The Witching Herbs: 13 Essential Plants and Herbs for Your Magical Garden, by Harold Roth
Weiser Books, 9781578635993, 288 pp., 2017
As a witch, I’ve always felt that I should have a way with plants, but growing them (or even keeping them alive) has never been as easy as I’ve hoped. In theory, it’s incredibly simple — if you put some seeds in the ground and water them, especially in the spring, some of them will start to grow. In practice that’s often true, but unfortunately that’s the easy part. Still, I keep trying. I hear there are lots of benefits to growing your own food and herbs and, if you believe in the wisdom and power of plants, it makes sense that there would be benefits. If you’re not convinced already, Harold Roth makes a pretty good case for learning to do it in The Witching Herbs: 13 Essential Plants and Herbs for Your Magical Garden. You can learn a lot about a plant’s personality and powers by studying the way it grows and behaves in a more or less natural habitat. Though, of course, there are other benefits to growing your own plants, like being sure of the quality and source of your herbs.
For example, clary sage is a biennial which spends its first year putting energy into growing roots, and the next into growing up toward the sun — which relates to its magical nature as an ally that can help to unite solar and lunar energies or, in general, integrate multi-faceted ways of being in the world. This is one of my favourite chapters, both because it introduces a less well-known magical plant and also because it works in some detail about creating tinctures (additional herb-work information like this is woven throughout the book).
I was expecting a lot of arcane lore in this book, and I wasn’t disappointed, but the amount of accessible and detailed information about gardening in general was a nice surprise, and probably my favourite part of the book. A lot of it is really practical stuff about what helps seedlings thrive in a variety of circumstances and how to identify the most common problems that they might be having, but there’s a magical and really readable perspective woven through all of it, with tips on connecting energetically, and a deep respect for the plants themselves.

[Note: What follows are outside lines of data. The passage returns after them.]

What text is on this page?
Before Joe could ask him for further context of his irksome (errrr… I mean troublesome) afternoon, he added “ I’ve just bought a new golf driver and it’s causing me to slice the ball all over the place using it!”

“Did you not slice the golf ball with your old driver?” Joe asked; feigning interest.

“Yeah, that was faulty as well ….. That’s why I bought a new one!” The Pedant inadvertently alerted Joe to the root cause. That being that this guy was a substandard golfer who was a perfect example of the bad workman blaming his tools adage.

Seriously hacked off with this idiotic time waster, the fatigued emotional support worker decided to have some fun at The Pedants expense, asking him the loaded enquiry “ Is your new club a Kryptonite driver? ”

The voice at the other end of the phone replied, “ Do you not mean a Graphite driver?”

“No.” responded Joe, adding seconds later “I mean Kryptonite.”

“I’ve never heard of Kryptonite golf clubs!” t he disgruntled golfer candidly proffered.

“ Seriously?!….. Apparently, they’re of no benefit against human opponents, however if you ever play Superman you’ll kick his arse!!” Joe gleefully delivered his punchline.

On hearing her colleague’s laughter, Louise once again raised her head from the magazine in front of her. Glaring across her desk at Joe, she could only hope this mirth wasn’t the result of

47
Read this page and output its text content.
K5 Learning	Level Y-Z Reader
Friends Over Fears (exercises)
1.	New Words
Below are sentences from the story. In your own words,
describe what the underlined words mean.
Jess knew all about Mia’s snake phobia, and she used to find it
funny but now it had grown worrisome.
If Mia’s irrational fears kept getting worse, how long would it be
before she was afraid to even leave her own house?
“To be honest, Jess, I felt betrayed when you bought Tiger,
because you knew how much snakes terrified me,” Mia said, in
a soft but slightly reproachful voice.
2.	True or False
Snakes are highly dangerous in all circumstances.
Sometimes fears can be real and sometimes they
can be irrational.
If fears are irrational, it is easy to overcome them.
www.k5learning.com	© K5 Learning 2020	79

The meat of the book is in-depth profiles of fifteen magical herbs. Yes, mandrake and belladonna are in there, but so are wild tobacco, mugwort, clary sage, and poppy as examples. There are some interesting bits of magical trivia, but again what stands out is the wealth of practical advice. There are detailed growing instructions for each plant, which is handy because some of them — I’m looking at you, mandrake — are apparently pretty picky.
For example, several of these plants require the freezing temperatures of winter in order to germinate, which means that the basic plant-and-water process won’t work on them. So, the book gives detailed instructions for four different types of cold-stratification to simulate these conditions, along with the pros and cons of each method most appropriate for each plant. Even wary gardeners like me will be left feeling optimistic about their chances. Roth is also the proprietor of Alchemy Works — a major source for magical seeds and plants — so it’s nice to know that these details are coming from somebody with a lot of first-hand experience and a particular passion for occult gardening.
There are also a lot of suggested uses for the plants. This includes a variety of edible and inedible preparations, though it’s worth noting that the suggested uses for the baneful herbs are all of the decidedly non-baneful sort. Regardless of your specific goals, though, The Witching Herbs: 13 Essential Plants and Herbs for Your Magical Garden is a really solid resource for anyone interested in cultivating and getting to know some witchy herbs better.